Tivessem elles dinheiro, disse Dionisio de Syragoça, que honra lhes dei eu, porque naõ me desprezei de ensinar meninos, depois de ter sido o que sabeis. Mas já que tendes fallado tanto na pedantaria dos Professores de ler de quem fui collega, dizei tambem alguma coisa dos de Latim para consolaçaõ da minha tristeza.
Tem havido optimos Professores de Latim, continuou Nebrixa, e ainda hoje os ha; porém para fallar com a sinceridade de defuncto, naõ me posso dispensar de dizer, que saõ muitos mais os idiotas. Depois que se deram Provisões de favor, isto he, sem se fazer rigoroso exame, ou depois que muitos entraram a ensinar sem faculdade alguma do Estado, entaõ tambem começáram apparecer nuvens de falladores, que sendo huns Professores diminutivos, sem a mais leve tinctura nem de Logica, nem de Critica, andam feitos censores dos melhores livros,{54} por onde podiam aprender (a terem os conhecimentos que a lei delles requer) e vaõ surrando o entendimento da mocidade com os cartapacios defumados, que sem offensa de seus autores, deviam ser condemnados a embrulhar adubos.

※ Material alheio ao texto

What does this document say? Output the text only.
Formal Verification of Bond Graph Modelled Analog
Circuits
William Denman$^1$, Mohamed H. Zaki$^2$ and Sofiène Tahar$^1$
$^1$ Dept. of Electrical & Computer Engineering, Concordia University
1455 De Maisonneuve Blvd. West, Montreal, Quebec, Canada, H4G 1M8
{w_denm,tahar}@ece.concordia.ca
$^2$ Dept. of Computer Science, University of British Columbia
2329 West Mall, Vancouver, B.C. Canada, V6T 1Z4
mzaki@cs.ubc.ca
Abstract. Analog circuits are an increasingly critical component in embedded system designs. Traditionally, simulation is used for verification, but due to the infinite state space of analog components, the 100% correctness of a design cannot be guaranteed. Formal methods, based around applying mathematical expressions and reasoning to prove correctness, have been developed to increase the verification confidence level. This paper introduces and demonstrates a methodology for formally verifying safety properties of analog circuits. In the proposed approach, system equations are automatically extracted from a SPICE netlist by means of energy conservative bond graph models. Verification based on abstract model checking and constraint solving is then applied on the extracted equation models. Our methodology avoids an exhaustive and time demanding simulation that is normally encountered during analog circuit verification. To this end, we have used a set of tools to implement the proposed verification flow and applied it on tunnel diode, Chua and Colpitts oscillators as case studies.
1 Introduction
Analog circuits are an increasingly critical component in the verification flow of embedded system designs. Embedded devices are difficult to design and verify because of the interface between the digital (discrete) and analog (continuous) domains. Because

He forte cegueira, disse Gaspar Sciopio, ver ainda hoje homens mais afferrados á opiniaõ dos livros por onde aprenderam, do que os Pythagoricos a de seu Mestre!
Mas esses pedantes, disse o Barbadinho, neste tempo escuro, em que mui poucos aprendem Latim, he que trazem mais algum estudante.
Esses Mestres, continuou Nebrixa, pela maior parte saõ particulares (reparai, Guliver, que naõ digo, Todos) e como o estudante traz a mezada em o fim do mez, he preciso fazer a boca doce aos pais; murmurar dos estudos Regios, e persuadir-lhes ser coisa menos decente mandar os filhos ás aulas dos pobres.
Pobres de juizo, disse Antonio Pereira todo agastado, pobres de juizo{55} saõ os que accreditam similhantes novelleiros. Como se os estudos do Rei naõ fossem a honra de todos os vassallos? Ou como se fosse desprezo acompanhar com seus irmãos aquelle que tendo melhor fortuna, naõ tem outra natureza?
Ainda se servem, proseguio Nebrixa, de outro estratagema mais sagaz, que he apregoarem, ou por si, ou por seus devotos, que as aulas Regias andam cheias de moços mal procedidos.
Este seculo, disse o Barbadinho, está cheio de corrupçaõ, e como as aulas particulares, trazem alguns estudantes mais que as outras, tambem vos podeis persuadir, que trazem muito peior gente.